History

France
- Name: Aréthuse
- Namesake: Arethusa
- Builder: Brest
- Laid down: 14 March 1789
- Launched: 3 March 1791
- Captured: By royalist rioters, 29 August 1793
- Fate: Handed over to the Royal Navy

Great Britain
- Name: Arethuse
- Acquired: 19 September 1793
- Renamed: HMS Undaunted, July 1795
- Fate: Wrecked, August 1796

General characteristics
- Displacement: 1314 tonneaux
- Tons burthen: 793 port tonneaux
- Length: 46.2 metres (152 ft)
- Beam: 11.9 metres (39 ft 1 in)
- Depth: 5.5 metres (18 ft 1 in)
- Propulsion: Sails
- Armament: 40 guns

= French frigate Aréthuse (1791) =

Aréthuse was a 40-gun frigate of the French Navy, built from 1789 following plans by Ozanne.

== Career ==
She was launched on 3 March 1791, and served in the Mediterranean under Captain Bouvet.

In 1793, she cruised off the Pyrenees, along with the 40-gun frigate Topaze.

During the Siege of Toulon, Royalist rioters surrendered Aréthuse to the British. She escaped to Portoferraio when the city fell, and was brought into Royal Navy service as HMS Arethuse.

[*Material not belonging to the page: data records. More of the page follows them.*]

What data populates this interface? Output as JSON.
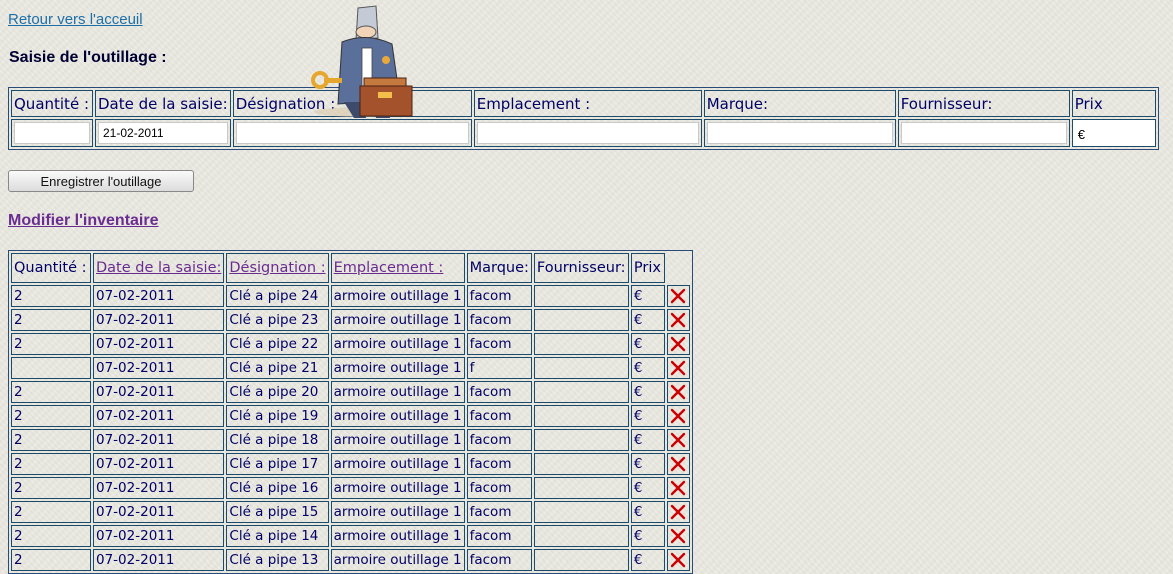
{
  "nav": {
    "home_link": "Retour vers l'acceuil"
  },
  "entry": {
    "title": "Saisie de l'outillage :",
    "headers": [
      "Quantité :",
      "Date de la saisie:",
      "Désignation :",
      "Emplacement :",
      "Marque:",
      "Fournisseur:",
      "Prix"
    ],
    "date_value": "21-02-2011",
    "price_symbol": "€",
    "save_button": "Enregistrer l'outillage"
  },
  "inventory": {
    "title": "Modifier l'inventaire",
    "headers": [
      "Quantité :",
      "Date de la saisie:",
      "Désignation :",
      "Emplacement :",
      "Marque:",
      "Fournisseur:",
      "Prix"
    ],
    "rows": [
      {
        "qty": "2",
        "date": "07-02-2011",
        "designation": "Clé a pipe 24",
        "location": "armoire outillage 1",
        "brand": "facom",
        "supplier": "",
        "price": "€"
      },
      {
        "qty": "2",
        "date": "07-02-2011",
        "designation": "Clé a pipe 23",
        "location": "armoire outillage 1",
        "brand": "facom",
        "supplier": "",
        "price": "€"
      },
      {
        "qty": "2",
        "date": "07-02-2011",
        "designation": "Clé a pipe 22",
        "location": "armoire outillage 1",
        "brand": "facom",
        "supplier": "",
        "price": "€"
      },
      {
        "qty": "",
        "date": "07-02-2011",
        "designation": "Clé a pipe 21",
        "location": "armoire outillage 1",
        "brand": "f",
        "supplier": "",
        "price": "€"
      },
      {
        "qty": "2",
        "date": "07-02-2011",
        "designation": "Clé a pipe 20",
        "location": "armoire outillage 1",
        "brand": "facom",
        "supplier": "",
        "price": "€"
      },
      {
        "qty": "2",
        "date": "07-02-2011",
        "designation": "Clé a pipe 19",
        "location": "armoire outillage 1",
        "brand": "facom",
        "supplier": "",
        "price": "€"
      },
      {
        "qty": "2",
        "date": "07-02-2011",
        "designation": "Clé a pipe 18",
        "location": "armoire outillage 1",
        "brand": "facom",
        "supplier": "",
        "price": "€"
      },
      {
        "qty": "2",
        "date": "07-02-2011",
        "designation": "Clé a pipe 17",
        "location": "armoire outillage 1",
        "brand": "facom",
        "supplier": "",
        "price": "€"
      },
      {
        "qty": "2",
        "date": "07-02-2011",
        "designation": "Clé a pipe 16",
        "location": "armoire outillage 1",
        "brand": "facom",
        "supplier": "",
        "price": "€"
      },
      {
        "qty": "2",
        "date": "07-02-2011",
        "designation": "Clé a pipe 15",
        "location": "armoire outillage 1",
        "brand": "facom",
        "supplier": "",
        "price": "€"
      },
      {
        "qty": "2",
        "date": "07-02-2011",
        "designation": "Clé a pipe 14",
        "location": "armoire outillage 1",
        "brand": "facom",
        "supplier": "",
        "price": "€"
      },
      {
        "qty": "2",
        "date": "07-02-2011",
        "designation": "Clé a pipe 13",
        "location": "armoire outillage 1",
        "brand": "facom",
        "supplier": "",
        "price": "€"
      }
    ],
    "delete_icon": "delete-x-icon",
    "delete_color": "#cc0000"
  }
}
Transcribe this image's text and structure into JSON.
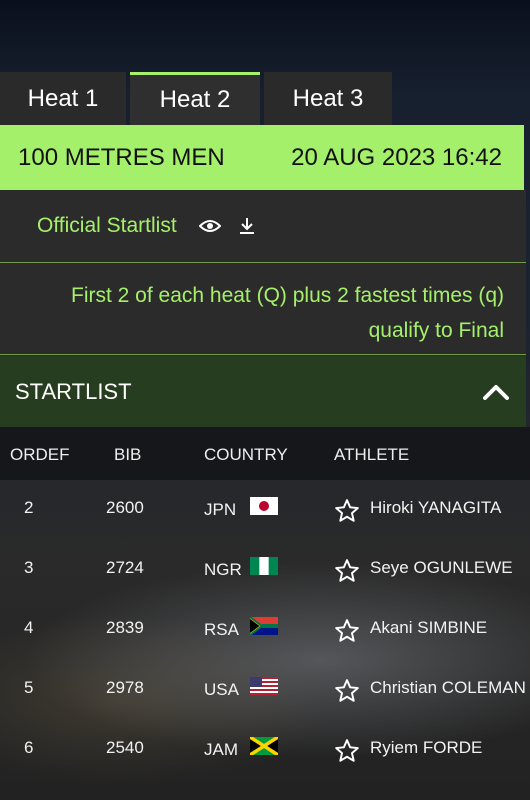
{
  "tabs": [
    {
      "label": "Heat 1",
      "active": false
    },
    {
      "label": "Heat 2",
      "active": true
    },
    {
      "label": "Heat 3",
      "active": false
    }
  ],
  "event": {
    "name": "100 METRES MEN",
    "datetime": "20 AUG 2023 16:42"
  },
  "startlist_link": {
    "label": "Official Startlist",
    "icons": [
      "eye-icon",
      "download-icon"
    ]
  },
  "qualification": {
    "line1": "First 2 of each heat (Q) plus 2 fastest times (q)",
    "line2": "qualify to Final"
  },
  "section": {
    "title": "STARTLIST",
    "toggle_icon": "chevron-up-icon"
  },
  "table": {
    "columns": [
      "ORDEF",
      "BIB",
      "COUNTRY",
      "ATHLETE"
    ],
    "rows": [
      {
        "order": "2",
        "bib": "2600",
        "country": "JPN",
        "athlete": "Hiroki YANAGITA"
      },
      {
        "order": "3",
        "bib": "2724",
        "country": "NGR",
        "athlete": "Seye OGUNLEWE"
      },
      {
        "order": "4",
        "bib": "2839",
        "country": "RSA",
        "athlete": "Akani SIMBINE"
      },
      {
        "order": "5",
        "bib": "2978",
        "country": "USA",
        "athlete": "Christian COLEMAN"
      },
      {
        "order": "6",
        "bib": "2540",
        "country": "JAM",
        "athlete": "Ryiem FORDE"
      }
    ]
  },
  "colors": {
    "accent": "#a5f06b",
    "header_dark_green": "#273d1f",
    "panel": "#2b2b2b"
  }
}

In July 1795, she was renamed HMS Undaunted.

On 9 February 1796, she sailed for the Leeward Islands under the command of Henry Roberts. She then joined Captain Thomas Parr, in the fourth rate HMS Malabar, as part of the squadron that occupied the Dutch colonies of Demerara, Essequibo and Berbice in April and May.

On 27 August 1796, under the command of Robert Winthrop, she was wrecked on the Morant Cays in the West Indies.